Last week Jim Sweetman penned a piece for this website which set out an important challenge for Labour, namely, how in education we develop:
“a new vision based on the 21st-century rather than the 19th, a system which is not preoccupied with testing but focuses on learning, and teachers who are trained to know a lot about their subjects and to communicate that knowledge with enthusiasm.”
Developing a set of education policies that stem from our fundamental values of raising standards for all and narrowing the gap between kids of different backgrounds will be at the heart of this vision.
This is in stark contrast with Michael Gove’s approach. Out of touch and out of date, he is obsessed with structures and his pet projects like free schools. While structural reform is important, and can narrow the gap, like Labour’s academy programme did, what happens inside the classroom is even more critical.
Michael Gove got seriously short changed by the Treasury at the spending review. Capital spending on education – the money which pays for new buildings, to remove asbestos or to fix leaky roofs got a reduction of an astonishing 57%, a terrible deal compared to the average cut across government of just 27%. As the IFS said, these are the worst cuts to education since the 1950s.
And the Government’s proposals to change the funding formula for schools were recently exposed in an independent report by the IFS. It showed that 1 in 6 schools will get a cut of 10% to their budget – the equivalent of half a million pounds for every school affected. The worst cuts will come in the areas with the most need – places like Bradford, Coventry, Wolverhampton and Liverpool , while areas like Buckinghamshire will do best.
One startling statistic has come from the IFS: Labour increased education spending from 4½ % to 6½ % of GDP, but by 2015 the Coalition will have cut it back to 4½ % again, reversing so many of the gains we fought so hard for.
The Government’s plans are bad news for children with Sure Start centres and breakfast clubs across England shutting down. It is no wonder that even the government’s own advisers on children said the “most vulnerable in society will face, and are facing, disproportionate hardship”.
The plans are bad for young people at a time when youth unemployment is now over a million, when tuition fees have been trebled and Educational Maintenance Allowances scrapped, when there is no clear vision for vocational education and when new apprenticeships are mainly going to the over 25s.
Michael Gove likes to think he is the defender of promoting the basics in education. But recent figures showed that teacher training applications for next autumn have fallen by almost a third. And worryingly, it is modern foreign languages, chemistry and English which are among the worst hit.
So how will Labour respond to this attack on our education system?
Over the coming weeks and months, we will present our new approach as part of the party’s policy review. But the key themes are already clear in my mind.
Firstly, on funding, we have to have a clear approach to meeting the needs of all schools, not just some schools, with a particular focus on early years, because we know how important it is for every child to get the best start in life.
Secondly, we will focus on what goes on inside the classroom, not just what is written on the board outside the school.

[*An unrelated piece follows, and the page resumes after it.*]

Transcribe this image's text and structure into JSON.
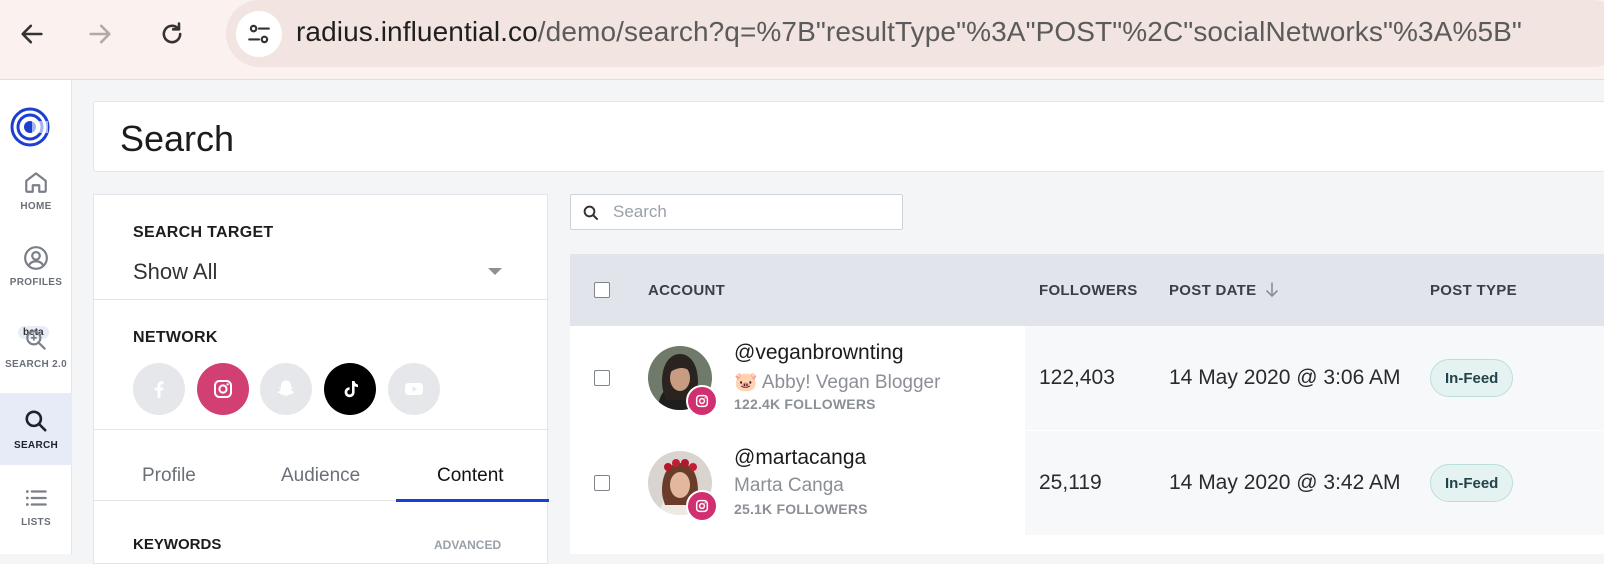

We need to raise the status and quality of the teaching profession, and I will look to some of the best practice examples from countries like Finland, Japan and Singapore.
Thirdly, we need to focus on getting more working class kids into top universities including Oxford and Cambridge. But at the same time, while Labour’s target of half of all school leavers going to university was important, we need to also focus on what happens to the other 50%.
And finally, we need to link our education plans to the jobs crisis. That means ensuring that more apprenticeships go to young people, and that they are seen by parents and teachers as a ‘gold standard’ in vocational provision.
I am clear about our direction of travel, but open to ideas about how we can best get there. I welcome the contribution of LabourList readers and others in this critical debate.